The late Guadalupian Bell Canyon Formation comprises alternating siltstone and fine to very fine-grained sandstone, which constitute economically important, shallow (2,000-3,000 ft, 600-900 m) oil reservoirs in the Delaware basin. In Ford-Geraldine field (Reeves and Culberson Counties), the Ramsey sandstone member, uppermost sand of the Bell Canyon Formation, was deposited in a deep-water, sediment-starved, euxinic basin.
Bottom-hugging hypersaline density currents spilling off the shelf through breaches in the Permian platform margin gouged elongate, subparallel channels into the slope and preexisting Laurentian-type fan.
Occasionally, sand-laden currents flowed through these channels, either scavenging sand stored on the shelf near the channel head or scouring material from intermittent depocenters on the slope. Where the slope gradient decreased significantly, sand was deposited within the channel. Isopach maps how that the distribution of coarser sediment was highly influenced by channel-bottom topography. The back-filling lobate geometry of these flows indicates that the channels were retrograding to a more gentle slope during a late Guadalupian period of high sea-level stand.

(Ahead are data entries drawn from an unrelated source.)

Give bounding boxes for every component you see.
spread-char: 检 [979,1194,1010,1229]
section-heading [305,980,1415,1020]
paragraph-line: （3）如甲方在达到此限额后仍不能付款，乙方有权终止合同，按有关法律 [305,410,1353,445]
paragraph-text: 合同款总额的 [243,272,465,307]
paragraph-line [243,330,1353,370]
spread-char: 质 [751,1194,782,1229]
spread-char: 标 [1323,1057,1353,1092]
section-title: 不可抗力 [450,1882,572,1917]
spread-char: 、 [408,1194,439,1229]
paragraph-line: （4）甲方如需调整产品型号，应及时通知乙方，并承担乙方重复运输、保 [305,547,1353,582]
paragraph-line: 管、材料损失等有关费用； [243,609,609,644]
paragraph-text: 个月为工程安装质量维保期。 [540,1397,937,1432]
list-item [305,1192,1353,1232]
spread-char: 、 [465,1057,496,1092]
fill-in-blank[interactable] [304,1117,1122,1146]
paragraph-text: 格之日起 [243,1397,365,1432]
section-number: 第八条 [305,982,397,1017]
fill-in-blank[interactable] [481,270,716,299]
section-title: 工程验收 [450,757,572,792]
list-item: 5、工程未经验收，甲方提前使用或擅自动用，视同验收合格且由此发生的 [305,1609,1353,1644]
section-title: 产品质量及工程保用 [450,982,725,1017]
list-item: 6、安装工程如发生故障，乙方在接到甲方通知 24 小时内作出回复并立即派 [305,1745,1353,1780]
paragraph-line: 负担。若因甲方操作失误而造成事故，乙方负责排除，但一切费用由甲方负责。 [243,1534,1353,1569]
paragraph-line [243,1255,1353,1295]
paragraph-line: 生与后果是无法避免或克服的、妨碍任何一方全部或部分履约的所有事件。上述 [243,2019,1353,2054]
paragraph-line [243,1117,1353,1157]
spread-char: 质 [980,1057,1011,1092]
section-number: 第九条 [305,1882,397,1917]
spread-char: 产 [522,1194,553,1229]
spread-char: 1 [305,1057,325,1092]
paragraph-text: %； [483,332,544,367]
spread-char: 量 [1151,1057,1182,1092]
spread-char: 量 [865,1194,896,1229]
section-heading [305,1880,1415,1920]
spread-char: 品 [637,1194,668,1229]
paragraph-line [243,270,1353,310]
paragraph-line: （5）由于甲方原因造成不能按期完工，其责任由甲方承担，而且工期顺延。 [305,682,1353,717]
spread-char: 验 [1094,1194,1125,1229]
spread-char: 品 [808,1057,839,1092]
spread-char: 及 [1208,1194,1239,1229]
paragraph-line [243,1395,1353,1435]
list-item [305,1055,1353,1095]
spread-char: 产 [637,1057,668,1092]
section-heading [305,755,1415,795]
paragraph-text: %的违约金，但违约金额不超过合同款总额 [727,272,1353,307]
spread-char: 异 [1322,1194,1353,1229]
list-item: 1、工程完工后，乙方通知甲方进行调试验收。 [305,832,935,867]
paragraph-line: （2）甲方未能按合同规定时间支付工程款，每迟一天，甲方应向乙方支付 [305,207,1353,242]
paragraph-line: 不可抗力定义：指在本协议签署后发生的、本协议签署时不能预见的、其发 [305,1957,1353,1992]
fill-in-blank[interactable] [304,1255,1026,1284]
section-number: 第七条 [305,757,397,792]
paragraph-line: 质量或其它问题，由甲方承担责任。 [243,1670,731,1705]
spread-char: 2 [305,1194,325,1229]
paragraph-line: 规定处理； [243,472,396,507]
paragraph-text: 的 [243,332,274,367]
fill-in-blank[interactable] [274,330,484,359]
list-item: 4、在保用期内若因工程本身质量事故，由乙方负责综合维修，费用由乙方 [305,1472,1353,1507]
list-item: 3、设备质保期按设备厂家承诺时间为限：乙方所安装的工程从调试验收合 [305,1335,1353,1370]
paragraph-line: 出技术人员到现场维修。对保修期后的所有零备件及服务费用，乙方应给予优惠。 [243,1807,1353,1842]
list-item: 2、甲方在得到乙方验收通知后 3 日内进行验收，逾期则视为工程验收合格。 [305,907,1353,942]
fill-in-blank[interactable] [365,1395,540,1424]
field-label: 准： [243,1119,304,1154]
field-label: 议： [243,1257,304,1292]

After eastward tilting of the Delaware basin in the Tertiary, hydrocarbons migrated updip toward the toes of the lobes and along the western margins of the channels. The reservoir sands are encased in less permeable, laminated siltstone; therefore, the terminal part of the channels provided excellent stratigraphic traps.
The Ford-Geraldine field produces from one of these Ramsey sand-filled terminal channels with original reserves estimated at 110 million bbl of oil. Within this complex trap framework, hydrocarbon distribution in the field is determined by a combination of stratigraphy, subtle structure, and hydrodynamics. Large variations in sandstone porosity and permeability over short vertical and horizontal distances result from: (1) channeling within the larger channel complex, (2) the occurrence of thinly laminated siltstone layers isolating individual sand layers, (3) sandstone pinch-out into siltstone, and (4) the distribution of calcite and authigenic clay cements. Primary and secondary production extracted 22% of the original oil in place. Tertiary production (alternating carbon dioxide and waterf lood) is underway. Reservoir characteristics described here must be incorporated into the enhanced recovery model to make valid predictions of tertiary recovery performance.